Publicado por Roberto Mendoza en / 0 Comentarios
Había una vez una pluma que no sabía escribir y que vivía con otros compañeros en un gran estuche. Varias veces la habían escogido, pero siempre la devolvían con un decepcionante ¡esto no escribe!
Estaba asustada, tenía claro que cualquier día acabaría tirada en alguna papelera. Intuía que la próxima vez no tendría la suerte de que volvieran a dejarla en el estuche.
Todos los demás la llamaban “la rara”, porque no sabía escribir y quizá también por su diseño un tanto peculiar, y desde luego, porque solía tener otra forma de ver las cosas.
El rotulador rojo siempre hablaba de lo maravilloso que era su brillante trazo, que se vía fácilmente dese lejos. Los subrayadores amarillo y verde fosforito alardeaban de su condición “sólo nos usan para destacar lo más importante, fijaros”. ¡Eran unos odiosos presumidos!
El sencillo Bic azul se enorgullecía de ser imprescindible, y a su primo el señor Mont Blanc le gustaba mantener una cierta distancia con los demás, como si fuera de la aristocracia, y todo porque, como solía decir “a mí sólo me usan para firmar cheques y contratos”.
El lápiz era un buen tipo, siempre dispuesto a todo, pero, eso sí, su afición favorita era discutir con la goma, pero todos sabían que en el fondo se apreciaban mucho.
Un día abrieron el estuche y el dueño eligió a “la rara”. ¡Cielos, llegó el momento!, pensó resignada la pluma. Efectivamente, cuando el dueño se puso a escribir al instante exclamó “¡Vaya, ya he vuelto a coger la pluma ésta de las narices!, me tiene frito”.
Alguien que estaba a su lado le dijo “anda, trae”, e intentó escribir con ella. No duró más de cinco segundos “Valiente pluma, ¡si no funciona!, la voy a tirar”.
La pluma quedó abatida. Lo sabía, había llegado su hora.
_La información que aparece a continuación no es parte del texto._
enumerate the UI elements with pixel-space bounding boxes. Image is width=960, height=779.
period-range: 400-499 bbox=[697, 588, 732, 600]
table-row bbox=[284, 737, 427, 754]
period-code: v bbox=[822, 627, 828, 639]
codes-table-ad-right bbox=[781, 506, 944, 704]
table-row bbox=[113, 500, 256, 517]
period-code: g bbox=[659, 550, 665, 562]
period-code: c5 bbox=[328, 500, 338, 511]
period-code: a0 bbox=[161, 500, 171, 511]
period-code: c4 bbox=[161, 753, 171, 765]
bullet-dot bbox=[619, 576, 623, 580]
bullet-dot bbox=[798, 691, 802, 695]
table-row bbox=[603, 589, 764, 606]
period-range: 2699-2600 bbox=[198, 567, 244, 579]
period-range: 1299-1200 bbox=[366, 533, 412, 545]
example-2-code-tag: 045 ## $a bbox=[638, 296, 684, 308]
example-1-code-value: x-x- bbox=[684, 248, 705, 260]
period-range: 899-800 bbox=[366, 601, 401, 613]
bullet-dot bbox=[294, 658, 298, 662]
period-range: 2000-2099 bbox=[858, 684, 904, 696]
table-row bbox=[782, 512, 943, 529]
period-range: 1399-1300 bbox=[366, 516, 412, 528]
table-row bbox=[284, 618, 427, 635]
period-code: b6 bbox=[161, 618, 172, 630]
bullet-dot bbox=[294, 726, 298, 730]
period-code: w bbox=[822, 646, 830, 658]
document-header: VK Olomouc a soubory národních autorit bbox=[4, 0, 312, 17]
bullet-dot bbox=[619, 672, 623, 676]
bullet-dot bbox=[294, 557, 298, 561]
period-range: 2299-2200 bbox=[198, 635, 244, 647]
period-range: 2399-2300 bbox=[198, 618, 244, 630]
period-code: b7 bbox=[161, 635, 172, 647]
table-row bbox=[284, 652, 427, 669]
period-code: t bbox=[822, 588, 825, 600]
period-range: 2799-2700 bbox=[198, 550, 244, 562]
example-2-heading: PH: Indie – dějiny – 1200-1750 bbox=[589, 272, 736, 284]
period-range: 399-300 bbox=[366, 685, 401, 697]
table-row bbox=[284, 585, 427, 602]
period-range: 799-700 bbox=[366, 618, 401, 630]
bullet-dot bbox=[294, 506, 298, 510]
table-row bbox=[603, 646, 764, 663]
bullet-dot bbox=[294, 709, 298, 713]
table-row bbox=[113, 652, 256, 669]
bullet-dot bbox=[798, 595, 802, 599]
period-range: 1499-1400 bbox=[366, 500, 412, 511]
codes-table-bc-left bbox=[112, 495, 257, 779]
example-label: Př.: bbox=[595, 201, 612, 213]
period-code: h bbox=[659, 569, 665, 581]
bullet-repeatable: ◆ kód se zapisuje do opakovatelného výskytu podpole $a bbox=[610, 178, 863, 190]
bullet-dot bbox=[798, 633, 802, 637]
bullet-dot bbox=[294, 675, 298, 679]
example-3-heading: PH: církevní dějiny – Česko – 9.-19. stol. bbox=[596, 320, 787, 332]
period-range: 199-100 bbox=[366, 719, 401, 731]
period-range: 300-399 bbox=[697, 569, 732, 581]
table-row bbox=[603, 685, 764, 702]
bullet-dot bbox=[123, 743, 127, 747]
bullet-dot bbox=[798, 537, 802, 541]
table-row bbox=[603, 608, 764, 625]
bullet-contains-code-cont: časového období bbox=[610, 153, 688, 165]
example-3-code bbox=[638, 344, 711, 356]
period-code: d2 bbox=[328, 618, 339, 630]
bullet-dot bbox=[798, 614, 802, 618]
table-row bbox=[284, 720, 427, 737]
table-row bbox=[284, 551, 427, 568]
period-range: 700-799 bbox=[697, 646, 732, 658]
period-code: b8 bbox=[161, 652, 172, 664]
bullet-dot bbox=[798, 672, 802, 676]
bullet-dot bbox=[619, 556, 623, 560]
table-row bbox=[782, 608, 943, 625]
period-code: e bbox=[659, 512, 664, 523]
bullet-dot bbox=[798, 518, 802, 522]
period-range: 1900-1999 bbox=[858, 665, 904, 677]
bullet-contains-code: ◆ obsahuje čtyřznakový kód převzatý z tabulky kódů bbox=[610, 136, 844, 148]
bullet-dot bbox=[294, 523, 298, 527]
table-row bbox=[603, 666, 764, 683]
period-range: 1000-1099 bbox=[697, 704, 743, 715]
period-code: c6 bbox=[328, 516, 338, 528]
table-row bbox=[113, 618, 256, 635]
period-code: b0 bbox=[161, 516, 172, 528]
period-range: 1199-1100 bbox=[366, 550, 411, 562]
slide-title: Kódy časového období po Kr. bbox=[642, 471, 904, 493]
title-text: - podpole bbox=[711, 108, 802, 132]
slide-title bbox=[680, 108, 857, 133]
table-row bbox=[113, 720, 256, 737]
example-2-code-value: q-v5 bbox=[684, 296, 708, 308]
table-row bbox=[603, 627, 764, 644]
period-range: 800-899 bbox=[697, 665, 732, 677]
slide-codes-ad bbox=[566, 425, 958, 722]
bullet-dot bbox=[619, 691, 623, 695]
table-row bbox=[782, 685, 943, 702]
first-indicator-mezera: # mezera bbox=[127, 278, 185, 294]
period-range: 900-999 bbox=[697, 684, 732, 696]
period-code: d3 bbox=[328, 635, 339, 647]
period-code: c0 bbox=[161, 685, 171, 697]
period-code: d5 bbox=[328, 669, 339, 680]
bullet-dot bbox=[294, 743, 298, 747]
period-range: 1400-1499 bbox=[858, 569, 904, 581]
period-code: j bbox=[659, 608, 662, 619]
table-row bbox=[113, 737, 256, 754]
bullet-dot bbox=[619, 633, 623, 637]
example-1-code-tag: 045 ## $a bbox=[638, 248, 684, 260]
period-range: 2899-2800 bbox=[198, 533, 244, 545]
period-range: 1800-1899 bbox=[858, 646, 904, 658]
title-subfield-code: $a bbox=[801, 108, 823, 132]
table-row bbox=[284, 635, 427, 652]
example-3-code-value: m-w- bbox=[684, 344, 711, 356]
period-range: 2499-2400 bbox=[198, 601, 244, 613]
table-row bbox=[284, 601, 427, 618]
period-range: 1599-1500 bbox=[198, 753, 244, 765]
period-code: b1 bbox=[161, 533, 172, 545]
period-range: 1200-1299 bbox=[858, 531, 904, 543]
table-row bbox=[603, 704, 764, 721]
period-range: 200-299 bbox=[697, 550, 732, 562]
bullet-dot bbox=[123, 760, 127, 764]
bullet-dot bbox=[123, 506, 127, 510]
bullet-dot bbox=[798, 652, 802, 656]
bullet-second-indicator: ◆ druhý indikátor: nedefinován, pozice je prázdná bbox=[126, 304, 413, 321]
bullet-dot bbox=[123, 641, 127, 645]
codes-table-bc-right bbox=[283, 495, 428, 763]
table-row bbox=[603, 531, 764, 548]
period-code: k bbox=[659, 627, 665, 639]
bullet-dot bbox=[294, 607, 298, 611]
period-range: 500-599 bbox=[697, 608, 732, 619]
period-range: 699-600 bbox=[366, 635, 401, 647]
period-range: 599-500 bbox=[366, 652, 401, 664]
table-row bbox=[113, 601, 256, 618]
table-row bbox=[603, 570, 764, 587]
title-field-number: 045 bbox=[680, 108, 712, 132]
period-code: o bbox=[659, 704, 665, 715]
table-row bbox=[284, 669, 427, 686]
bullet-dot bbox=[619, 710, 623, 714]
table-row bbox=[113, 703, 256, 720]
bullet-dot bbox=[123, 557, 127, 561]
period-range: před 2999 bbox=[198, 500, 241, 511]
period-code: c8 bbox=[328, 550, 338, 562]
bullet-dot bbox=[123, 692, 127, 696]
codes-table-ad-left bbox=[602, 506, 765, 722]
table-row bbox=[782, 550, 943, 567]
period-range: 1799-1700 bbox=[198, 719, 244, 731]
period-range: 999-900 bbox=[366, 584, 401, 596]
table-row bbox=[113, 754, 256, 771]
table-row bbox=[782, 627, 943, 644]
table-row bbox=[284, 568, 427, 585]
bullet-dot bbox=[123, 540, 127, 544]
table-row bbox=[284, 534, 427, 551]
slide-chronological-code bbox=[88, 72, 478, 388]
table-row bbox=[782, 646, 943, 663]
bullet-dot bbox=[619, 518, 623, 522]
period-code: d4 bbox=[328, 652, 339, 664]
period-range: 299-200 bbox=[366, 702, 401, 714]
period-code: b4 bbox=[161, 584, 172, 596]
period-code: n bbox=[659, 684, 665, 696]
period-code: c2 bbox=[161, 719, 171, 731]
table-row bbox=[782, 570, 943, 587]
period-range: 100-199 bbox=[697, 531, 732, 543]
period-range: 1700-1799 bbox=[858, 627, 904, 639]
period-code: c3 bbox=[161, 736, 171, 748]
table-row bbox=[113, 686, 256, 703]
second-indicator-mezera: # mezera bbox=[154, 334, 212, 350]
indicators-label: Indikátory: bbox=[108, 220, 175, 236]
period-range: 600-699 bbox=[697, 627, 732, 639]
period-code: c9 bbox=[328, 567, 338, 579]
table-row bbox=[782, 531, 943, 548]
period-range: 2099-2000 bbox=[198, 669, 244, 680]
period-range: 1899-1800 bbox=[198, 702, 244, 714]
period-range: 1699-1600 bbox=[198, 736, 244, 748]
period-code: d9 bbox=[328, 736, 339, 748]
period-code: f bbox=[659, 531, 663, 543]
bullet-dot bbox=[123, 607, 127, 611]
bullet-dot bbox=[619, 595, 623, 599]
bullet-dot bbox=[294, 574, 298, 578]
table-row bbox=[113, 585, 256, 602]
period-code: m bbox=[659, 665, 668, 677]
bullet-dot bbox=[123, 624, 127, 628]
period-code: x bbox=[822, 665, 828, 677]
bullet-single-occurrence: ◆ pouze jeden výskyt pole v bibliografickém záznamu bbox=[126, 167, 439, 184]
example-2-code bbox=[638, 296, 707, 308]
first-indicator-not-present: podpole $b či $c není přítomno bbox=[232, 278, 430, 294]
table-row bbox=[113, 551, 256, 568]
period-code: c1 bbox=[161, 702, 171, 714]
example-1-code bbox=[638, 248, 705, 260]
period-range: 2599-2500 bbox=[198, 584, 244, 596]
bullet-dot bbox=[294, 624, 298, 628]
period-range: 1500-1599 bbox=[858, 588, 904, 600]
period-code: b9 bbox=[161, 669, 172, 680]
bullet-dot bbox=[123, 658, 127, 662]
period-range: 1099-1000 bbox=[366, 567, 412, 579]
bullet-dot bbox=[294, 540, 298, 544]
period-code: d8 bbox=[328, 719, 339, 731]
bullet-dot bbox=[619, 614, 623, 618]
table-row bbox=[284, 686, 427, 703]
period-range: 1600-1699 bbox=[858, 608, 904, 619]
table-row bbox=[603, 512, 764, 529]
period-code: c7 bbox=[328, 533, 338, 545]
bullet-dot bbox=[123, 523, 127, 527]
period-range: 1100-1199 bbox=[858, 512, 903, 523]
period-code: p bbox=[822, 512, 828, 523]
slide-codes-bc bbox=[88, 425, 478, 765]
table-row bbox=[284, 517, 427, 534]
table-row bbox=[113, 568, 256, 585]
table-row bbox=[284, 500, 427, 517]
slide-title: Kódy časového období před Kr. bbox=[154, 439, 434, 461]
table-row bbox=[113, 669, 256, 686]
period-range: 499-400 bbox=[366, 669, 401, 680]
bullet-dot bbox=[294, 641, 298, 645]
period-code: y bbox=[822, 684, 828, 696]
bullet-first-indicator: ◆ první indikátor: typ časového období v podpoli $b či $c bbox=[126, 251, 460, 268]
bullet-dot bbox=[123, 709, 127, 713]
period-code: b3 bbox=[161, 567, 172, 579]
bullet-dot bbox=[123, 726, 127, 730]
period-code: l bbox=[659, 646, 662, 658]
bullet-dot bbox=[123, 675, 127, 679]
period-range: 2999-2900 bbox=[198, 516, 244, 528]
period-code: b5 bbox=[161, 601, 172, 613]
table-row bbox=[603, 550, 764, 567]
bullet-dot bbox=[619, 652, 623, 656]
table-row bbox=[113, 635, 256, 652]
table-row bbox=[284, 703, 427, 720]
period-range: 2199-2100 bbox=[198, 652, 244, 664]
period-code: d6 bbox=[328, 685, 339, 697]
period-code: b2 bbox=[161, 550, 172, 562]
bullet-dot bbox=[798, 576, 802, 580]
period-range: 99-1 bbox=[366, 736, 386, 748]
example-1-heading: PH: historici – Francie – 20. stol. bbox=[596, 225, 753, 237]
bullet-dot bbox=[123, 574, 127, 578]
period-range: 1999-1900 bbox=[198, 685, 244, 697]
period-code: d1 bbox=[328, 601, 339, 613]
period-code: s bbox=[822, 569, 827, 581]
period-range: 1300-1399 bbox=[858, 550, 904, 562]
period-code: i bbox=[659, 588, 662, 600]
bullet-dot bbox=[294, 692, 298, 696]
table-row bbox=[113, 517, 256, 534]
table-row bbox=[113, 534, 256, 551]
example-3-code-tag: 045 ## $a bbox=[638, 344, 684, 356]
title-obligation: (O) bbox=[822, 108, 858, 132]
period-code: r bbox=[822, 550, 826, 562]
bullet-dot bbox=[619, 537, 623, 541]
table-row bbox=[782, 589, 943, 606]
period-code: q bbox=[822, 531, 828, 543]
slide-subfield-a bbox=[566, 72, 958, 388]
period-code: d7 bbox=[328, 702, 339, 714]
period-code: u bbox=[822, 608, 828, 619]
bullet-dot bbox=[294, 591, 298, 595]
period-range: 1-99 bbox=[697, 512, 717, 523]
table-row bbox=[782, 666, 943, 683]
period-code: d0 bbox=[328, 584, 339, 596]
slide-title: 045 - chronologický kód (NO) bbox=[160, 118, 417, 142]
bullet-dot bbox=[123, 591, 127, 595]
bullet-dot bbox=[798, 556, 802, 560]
No obstante, antes de que la arrojaran a la papelera, la hija del dueño exclamó “¡Papi, dámela, a mí me gusta!”
El padre se la dio sonriendo y pensó ¿para qué la querrá si no funciona?, supuso que era cosa de críos y que se había encaprichado con su original forma.
Al cabo de un rato la niña gritó “¡Eh, que chulada, mirad!” La joven tenía en sus manos un trozo de cartulina azul marino, se lo enseñó a su padre “¡Mira papi, mira que chulo, que bonito queda!”
El padre le pasó el cartón a su amigo y éste se quedó impresionado “¡Caray, si es una pluma blanca!, qué bien queda la tinta blanca sobre un papel oscuro. Nunca había visto una pluma así.
“Oye, podríamos utilizarla para poner las dedicatorias en las tarjetas de Navidad”.
“Vaya” pensó la pluma, “¡soy una pluma blanca! Claro por eso parecía que no escribía. Resulta que soy superespecial, y encima voy a escribir las felicitaciones navideñas”.
El dueño la devolvió con cuidado al estuche, pero esta vez se ocupó de colocarla en un lugar muy especial. Quitó la regla de su sitio habitual para que la fantástica pluma blanca tuviera un puesto privilegiado.
La rara estaba feliz; les contó el descubrimiento a todos y sus compañeros se alegraron mucho, aunque los rotuladores fosforitos al escuchar esta historia se pusieron amarillos de envidia.